Dollar cost averaging can be employed as tactic to purchase bank certificates of deposits as well.  As your cash accumulates in a temporary vessel such as a high yielding savings account or money market account, a portion of those funds can be transferred to purchase higher interest rate certificates of deposits.  During this process, varying term bank CDs can be purchase for even more diversification.  Buying bank CDs with different maturities is referred to as a CD ladder.  Dollar cost averaging with a CD ladder is ingenious. 


The “rule” that comes to mind in allocating a portfolio into stocks is that the younger you are the higher the percentage that should be in stock.  While this might be true, other factors have to be considered.  Your goals for the money and the time frame you have to accumulate what you need and your risk tolerance are just as important.

Retirement may be one goal, but accumulating $100,000 to pay for college for a child or start a business might be another.  Moreover, even elderly investors may have a long-term horizon for their goals.  Why limit the time horizon for an investment to your lifetime if the goal is to provide for the next generation or fund a project at the college you attended?

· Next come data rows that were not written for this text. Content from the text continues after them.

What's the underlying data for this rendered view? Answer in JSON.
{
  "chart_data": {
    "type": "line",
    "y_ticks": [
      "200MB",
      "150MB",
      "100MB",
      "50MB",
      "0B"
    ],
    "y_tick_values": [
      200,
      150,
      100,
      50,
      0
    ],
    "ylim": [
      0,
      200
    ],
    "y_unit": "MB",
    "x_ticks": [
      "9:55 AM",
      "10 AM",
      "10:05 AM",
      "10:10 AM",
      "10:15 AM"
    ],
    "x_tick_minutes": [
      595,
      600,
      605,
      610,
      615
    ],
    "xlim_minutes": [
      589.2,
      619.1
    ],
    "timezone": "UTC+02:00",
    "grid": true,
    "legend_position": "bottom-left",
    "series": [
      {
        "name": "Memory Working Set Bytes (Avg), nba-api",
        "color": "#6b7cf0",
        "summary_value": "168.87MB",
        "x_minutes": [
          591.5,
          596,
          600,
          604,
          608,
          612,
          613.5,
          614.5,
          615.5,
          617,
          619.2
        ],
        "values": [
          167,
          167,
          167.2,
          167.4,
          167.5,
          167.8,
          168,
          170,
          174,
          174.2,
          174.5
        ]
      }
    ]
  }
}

The most successful investor does not constantly shift money around in their portfolio but holds investments for a longer time.  However, life does change and the percentage you have in stocks today could change for good reason.  As you build up more cash in savings, it will increase as a percentage of your overall portfolio.  Putting more of it into stocks or bonds is an example of balancing your portfolio to maintain the asset allocation that you desire.  Similarly, if you set up an automatic investment plan so you can dollar cost average, the percentages you have allocated in stocks and bonds will change over time.


No one should have all of his or her money in the stock market.  When the stock market suffers, having money in bonds can soften the impact on your total return.  Bonds will help as your buffer to equity market losses.  The amount of money you have in bonds is a very individual decision but diversification should be the underlying theme.  If you are not comfortable with risk and the swings of the stock market, hedging your position and putting a bit more in bonds may make a lot of sense and help you sleep at night.  In general, as investors get closer to retirement and the day they need to begin to live off their portfolio, they move a larger percentage into bonds and cash.  Bonds can provide a steady income stream in just about any market condition but should not be used exclusively. 

When personal finance experts remind readers to be well diversified, they are urging you to review your asset allocation and check to see if the mix you may have set up a year ago, or more, is still right for you.  The fine art of balancing a portfolio can seem like a homework assignment that you would rather avoid.  If this is how you feel about it, try working with a financial advisor.  You can also let stock and bond funds, in particular index and exchange-traded funds, make balancing your portfolio an easier proposition.

Footnote Regarding Bank Failures and the Lack of Diversification – The largest bank failures and troubled banks in the past two years are almost exclusively tied to mortgages and hence were not involved in good asset allocation or diversification.  Washington Mutual was a big mortgage originator prior to purchasing Long Beach Mortgage which was one of the largest subprime lenders; there was no surprise it was headed for disaster and into the arms of Chase.  IndyMac was always a mortgage company first that just happened to have a bank attached to it.  Downey Savings and Loan was one of the largest originators of the disastrous option ARM loans.  Its twin in the southeast was BankUnited and it just went under ( it presently has  new owners ).  Wachovia’s shaky footing and subsequent forced sale had a lot to do with their the ill advised purchase of Golden West Financial in 2006 which operated predominantly in the west coast and originated option ARM home loans nationwide.  And let us not forget two of the big players in mortgage originations and sales of securities were Bear Stearns and Lehman Brothers.